Stage 4 lung cancer: how immunotherapy helped one local mom recover

Helping people with lung cancer using immunotherapy
Posted at 5:57 PM, Nov 16, 2020
and last updated 2020-11-16 17:57:46-05

"I went to my primary care because I had a sinus infection." As a smoker for 40 years Natalie went through with the chest x-ray, which showed something.

And then a CAT Scan... which showed something questionable, resulting in a PET Scan, "You see like on TV, when I found out it was such a process, so you kinda knew. It faded into your consciousness"

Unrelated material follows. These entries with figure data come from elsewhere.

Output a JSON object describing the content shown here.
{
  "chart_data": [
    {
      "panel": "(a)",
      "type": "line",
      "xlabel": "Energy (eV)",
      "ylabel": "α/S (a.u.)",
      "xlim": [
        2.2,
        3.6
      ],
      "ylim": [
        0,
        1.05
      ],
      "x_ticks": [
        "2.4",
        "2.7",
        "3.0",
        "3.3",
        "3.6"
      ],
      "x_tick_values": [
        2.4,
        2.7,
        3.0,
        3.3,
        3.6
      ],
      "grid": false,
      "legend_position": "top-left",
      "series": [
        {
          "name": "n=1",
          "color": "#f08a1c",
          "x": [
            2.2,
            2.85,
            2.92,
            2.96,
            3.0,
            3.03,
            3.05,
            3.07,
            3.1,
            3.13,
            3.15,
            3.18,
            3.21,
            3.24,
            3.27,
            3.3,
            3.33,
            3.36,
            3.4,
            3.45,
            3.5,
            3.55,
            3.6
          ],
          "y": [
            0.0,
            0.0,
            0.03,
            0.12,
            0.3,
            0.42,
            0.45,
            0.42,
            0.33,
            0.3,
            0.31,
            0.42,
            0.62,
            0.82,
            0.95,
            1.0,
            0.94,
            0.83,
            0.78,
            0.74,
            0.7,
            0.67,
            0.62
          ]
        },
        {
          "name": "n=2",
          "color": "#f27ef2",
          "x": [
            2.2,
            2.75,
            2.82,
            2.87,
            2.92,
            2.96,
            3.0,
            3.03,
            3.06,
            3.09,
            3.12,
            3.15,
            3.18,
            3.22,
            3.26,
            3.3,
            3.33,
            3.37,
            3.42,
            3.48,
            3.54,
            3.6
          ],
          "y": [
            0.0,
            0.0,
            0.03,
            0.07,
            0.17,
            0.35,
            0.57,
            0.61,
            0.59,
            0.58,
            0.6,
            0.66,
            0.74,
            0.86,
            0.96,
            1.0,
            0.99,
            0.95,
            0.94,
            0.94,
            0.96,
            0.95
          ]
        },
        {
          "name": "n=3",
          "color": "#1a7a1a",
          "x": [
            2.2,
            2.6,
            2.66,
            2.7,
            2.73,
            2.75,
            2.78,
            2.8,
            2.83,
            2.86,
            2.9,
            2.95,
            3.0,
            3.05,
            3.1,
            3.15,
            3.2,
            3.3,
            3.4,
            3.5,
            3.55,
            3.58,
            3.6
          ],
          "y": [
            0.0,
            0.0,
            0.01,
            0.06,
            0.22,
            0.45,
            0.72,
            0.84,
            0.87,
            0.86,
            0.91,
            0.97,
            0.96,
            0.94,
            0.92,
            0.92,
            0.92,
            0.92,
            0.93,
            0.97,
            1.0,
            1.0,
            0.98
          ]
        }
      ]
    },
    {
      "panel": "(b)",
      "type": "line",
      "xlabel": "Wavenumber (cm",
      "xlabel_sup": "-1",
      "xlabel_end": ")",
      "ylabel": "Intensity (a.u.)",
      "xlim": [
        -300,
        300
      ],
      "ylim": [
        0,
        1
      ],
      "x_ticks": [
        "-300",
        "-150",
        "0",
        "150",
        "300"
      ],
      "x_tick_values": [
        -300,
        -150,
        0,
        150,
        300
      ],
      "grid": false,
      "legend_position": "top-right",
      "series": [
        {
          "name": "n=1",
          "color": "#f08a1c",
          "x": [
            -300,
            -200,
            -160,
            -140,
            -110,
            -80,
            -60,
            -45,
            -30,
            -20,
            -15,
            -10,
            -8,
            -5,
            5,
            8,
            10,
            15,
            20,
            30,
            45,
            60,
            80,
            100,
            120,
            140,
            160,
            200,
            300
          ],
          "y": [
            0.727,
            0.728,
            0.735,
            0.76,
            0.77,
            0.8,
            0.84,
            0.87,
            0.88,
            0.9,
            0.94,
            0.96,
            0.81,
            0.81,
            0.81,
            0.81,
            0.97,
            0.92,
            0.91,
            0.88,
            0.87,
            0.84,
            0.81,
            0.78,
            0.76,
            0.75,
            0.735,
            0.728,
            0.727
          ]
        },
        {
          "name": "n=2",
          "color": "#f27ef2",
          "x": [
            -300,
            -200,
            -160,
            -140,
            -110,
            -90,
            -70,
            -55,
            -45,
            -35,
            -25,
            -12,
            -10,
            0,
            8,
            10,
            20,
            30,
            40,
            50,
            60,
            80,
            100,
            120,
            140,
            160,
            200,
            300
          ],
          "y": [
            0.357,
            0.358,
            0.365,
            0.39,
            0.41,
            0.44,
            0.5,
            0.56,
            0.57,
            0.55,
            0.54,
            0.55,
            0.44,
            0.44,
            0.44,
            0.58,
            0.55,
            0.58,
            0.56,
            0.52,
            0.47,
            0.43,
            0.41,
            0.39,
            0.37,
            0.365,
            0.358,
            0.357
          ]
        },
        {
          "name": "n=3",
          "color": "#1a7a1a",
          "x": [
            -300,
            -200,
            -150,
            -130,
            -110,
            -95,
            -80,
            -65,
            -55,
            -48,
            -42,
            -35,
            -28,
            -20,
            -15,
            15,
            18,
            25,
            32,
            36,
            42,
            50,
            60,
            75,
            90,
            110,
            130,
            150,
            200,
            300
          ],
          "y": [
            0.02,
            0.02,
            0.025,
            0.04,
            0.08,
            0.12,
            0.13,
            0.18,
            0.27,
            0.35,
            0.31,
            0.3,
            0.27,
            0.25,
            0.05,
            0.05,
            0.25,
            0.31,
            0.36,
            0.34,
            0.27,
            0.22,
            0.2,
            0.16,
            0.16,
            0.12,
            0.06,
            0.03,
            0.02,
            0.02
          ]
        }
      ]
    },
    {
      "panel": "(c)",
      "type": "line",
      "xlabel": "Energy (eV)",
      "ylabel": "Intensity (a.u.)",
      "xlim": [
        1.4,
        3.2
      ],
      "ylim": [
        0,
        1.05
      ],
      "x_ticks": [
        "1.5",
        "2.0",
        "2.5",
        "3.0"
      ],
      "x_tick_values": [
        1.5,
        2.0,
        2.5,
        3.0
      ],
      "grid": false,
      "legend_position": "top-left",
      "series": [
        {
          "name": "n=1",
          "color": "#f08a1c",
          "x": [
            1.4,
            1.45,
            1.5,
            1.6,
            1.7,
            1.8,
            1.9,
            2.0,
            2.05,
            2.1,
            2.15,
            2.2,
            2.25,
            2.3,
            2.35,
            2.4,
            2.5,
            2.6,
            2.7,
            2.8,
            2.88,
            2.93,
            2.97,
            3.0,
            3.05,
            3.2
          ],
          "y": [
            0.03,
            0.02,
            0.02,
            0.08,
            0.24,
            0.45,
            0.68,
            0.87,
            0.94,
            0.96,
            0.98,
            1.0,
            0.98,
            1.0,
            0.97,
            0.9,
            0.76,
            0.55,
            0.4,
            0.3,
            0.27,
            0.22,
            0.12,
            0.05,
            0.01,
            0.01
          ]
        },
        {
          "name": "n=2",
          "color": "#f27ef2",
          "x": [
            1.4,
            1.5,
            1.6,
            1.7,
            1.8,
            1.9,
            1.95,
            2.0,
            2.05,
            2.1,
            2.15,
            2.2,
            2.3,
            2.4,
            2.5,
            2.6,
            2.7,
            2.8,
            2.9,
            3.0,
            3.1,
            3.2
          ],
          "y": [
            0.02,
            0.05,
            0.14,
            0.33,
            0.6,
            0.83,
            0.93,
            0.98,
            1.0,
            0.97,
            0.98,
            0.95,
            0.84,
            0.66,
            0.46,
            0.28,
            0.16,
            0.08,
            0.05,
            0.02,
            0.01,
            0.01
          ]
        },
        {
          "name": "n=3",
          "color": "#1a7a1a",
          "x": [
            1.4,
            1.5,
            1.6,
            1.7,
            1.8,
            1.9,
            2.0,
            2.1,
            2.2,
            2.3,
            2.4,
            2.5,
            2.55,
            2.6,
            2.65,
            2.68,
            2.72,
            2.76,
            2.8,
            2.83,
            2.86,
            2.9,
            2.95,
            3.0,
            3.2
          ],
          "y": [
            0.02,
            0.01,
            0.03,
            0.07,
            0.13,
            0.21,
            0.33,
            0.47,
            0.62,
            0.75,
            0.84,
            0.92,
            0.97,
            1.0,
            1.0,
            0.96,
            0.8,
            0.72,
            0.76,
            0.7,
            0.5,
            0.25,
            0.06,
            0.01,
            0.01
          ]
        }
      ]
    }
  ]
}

It was 2014, her husband had just gone into remission in his own cancer battle. That's when she met Dr. Suman Rao with MedStar Franklin Square, "Natalie was one of my younger patients she was working, she has 2 young children, she had extensive disease."

As the Director of Thoracic Oncology at MedStar Franklin Square Medical Center she worked with Natalie on treatment options. Natalie started with chemo but had adverse reactions, forcing her to stop one part of the treatment, "The tumors has shrunk but when I stopped the tumors started coming back again."

That's when she and Dr. Rao moved on to a clinical trial involving immunotherapy, "The concept of immunotherapy, which is using their own immune system to help fight the cancer is very appealing to patients.So it wasn't very difficult to convince people to go on this trial and Natalie was no exception."

Infusion took about 45 minutes and had minimal side effects. Natalie was even back to work the day after treatment. After 36 months and treatments every three weeks Natalie was removed from the trial, her cancer was gone. That was 2 years ago, "It is a miracle-- I don't think we would have had this happen without immunotherapy so it definitely is a miracle."